Science in San Francisco Elementary Schools

From the department of electricity-comes-from-this-wall-socket:
About 80 percent of those teachers said they spent less than an hour each week teaching science, according to researchers from the Lawrence Hall of Science at UC Berkeley and from WestEd, an education think tank based in San Francisco.

In contrast, a national study seven years ago found elementary school science instruction averaged more than two hours per week, said Rena Dorph, the lead researcher on the new study.

"It's alarming because it's a very short amount of time per week dedicated to a subject that's considered a core subject in schools," said Dorph, who is director of the Center for Research, Evaluation and Assessment at the Lawrence Hall of Science.

Understanding science helps children learn to think and solve problems while questioning the world around them, Dorph said.

There is also evidence that people who go into scientific fields generally learned to love science as children, she said.

...

-- About 16 percent of the elementary teachers said they spent no time on science at all. (Most taught at schools that had missed the reading and math benchmarks of No Child Left Behind and were trying to catch up.)

-- Most kindergarten to fifth-grade students typically had science instruction no more than twice a week.

-- Ten times as many teachers said they felt unprepared to teach science (41 percent) than felt unprepared to teach math (4 percent) or reading (4 percent).

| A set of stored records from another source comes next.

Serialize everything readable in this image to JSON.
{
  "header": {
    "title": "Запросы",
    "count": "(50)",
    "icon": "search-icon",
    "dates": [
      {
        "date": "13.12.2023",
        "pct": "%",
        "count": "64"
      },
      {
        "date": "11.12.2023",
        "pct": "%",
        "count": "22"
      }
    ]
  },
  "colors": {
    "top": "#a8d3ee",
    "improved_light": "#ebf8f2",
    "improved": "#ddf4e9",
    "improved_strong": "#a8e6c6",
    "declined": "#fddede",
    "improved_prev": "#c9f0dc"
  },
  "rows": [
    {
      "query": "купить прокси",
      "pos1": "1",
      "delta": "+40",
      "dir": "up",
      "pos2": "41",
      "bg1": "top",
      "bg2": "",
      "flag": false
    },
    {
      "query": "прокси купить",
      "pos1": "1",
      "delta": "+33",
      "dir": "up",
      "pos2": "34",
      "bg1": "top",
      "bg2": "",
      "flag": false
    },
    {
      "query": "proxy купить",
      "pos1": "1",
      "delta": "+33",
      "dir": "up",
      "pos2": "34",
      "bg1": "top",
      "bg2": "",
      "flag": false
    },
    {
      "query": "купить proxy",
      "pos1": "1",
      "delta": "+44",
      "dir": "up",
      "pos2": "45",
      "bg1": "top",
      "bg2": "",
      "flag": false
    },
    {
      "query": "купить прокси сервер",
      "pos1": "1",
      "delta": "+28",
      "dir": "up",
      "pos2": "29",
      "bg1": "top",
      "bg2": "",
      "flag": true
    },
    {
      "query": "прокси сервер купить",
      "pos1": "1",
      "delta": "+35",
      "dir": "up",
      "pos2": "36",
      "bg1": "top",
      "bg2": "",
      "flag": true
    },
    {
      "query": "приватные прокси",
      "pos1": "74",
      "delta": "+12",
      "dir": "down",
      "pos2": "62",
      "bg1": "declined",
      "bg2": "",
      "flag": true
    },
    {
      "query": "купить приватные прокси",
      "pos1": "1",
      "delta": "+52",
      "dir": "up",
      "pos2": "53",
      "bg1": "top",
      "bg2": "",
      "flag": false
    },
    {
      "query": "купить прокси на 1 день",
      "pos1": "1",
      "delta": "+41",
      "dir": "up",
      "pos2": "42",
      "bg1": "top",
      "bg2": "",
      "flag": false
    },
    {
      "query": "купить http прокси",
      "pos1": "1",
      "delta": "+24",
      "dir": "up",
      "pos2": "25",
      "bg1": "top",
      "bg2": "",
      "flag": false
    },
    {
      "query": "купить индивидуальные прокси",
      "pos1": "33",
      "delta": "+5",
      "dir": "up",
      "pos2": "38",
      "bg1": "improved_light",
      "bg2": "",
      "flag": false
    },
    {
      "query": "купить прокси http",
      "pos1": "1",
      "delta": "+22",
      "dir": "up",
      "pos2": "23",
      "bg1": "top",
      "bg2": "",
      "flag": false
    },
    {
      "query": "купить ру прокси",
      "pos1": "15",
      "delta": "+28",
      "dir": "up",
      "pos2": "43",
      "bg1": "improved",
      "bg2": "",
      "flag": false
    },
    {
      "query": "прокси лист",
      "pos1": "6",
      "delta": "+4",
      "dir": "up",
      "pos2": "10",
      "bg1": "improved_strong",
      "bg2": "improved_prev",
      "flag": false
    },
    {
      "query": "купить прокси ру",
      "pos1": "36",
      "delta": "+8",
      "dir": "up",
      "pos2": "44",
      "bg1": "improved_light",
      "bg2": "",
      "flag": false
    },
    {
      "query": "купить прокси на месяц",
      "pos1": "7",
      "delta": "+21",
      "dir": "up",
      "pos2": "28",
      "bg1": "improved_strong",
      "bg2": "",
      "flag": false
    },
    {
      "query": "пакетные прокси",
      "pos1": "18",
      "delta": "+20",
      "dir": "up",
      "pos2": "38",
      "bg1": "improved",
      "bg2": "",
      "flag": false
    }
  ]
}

-- Fewer than half of Bay Area fifth-graders (47 percent) scored at grade level or above on last spring's California Standards Test in science. (Only fifth-graders are tested in science at the elementary level.)
It's interesting to compare this situation with the NSW Department of Education Primary School Curriculum, which mandates around 1.5 to 2.5 hours per week studying science and technology, and allows room for more. Moreover, because Primary teachers have to hold a teaching degree in Primary Schooling, they have been trained in some aspects of science.

I have to point out, though, that studying science needs proficiency in both mathematics and literacy, which means that primary/elementary school science has to be quite brief. Secondary school science, like virtually everything in secondary school, depends greatly upon the skills learned in primary school. Thus a student who succeeds in secondary school science is likely to be a student who excelled in mathematics and literacy in primary school.

So while this report is concerning, it is not as bad as some might think.

1 comment:

BLBeamer said...

Ten times as many teachers said they felt unprepared to teach science (41 percent) than felt unprepared to teach math (4 percent) or reading (4 percent).

This is the bit I focused on. I'm not sure about California, but in my state one does not have to have a degree or demonstrate any competence in the subject they are teaching, as long as they have the teaching certificate.

So, we have lots of people graduating with degrees in "education" who don't know much about anything, but are certified to teach in public schools. Whereas fully credentialed engineers and scientists may not teach in public schools without the teaching certificate. It is no surprise that few of them bother to take the extra year required to get one.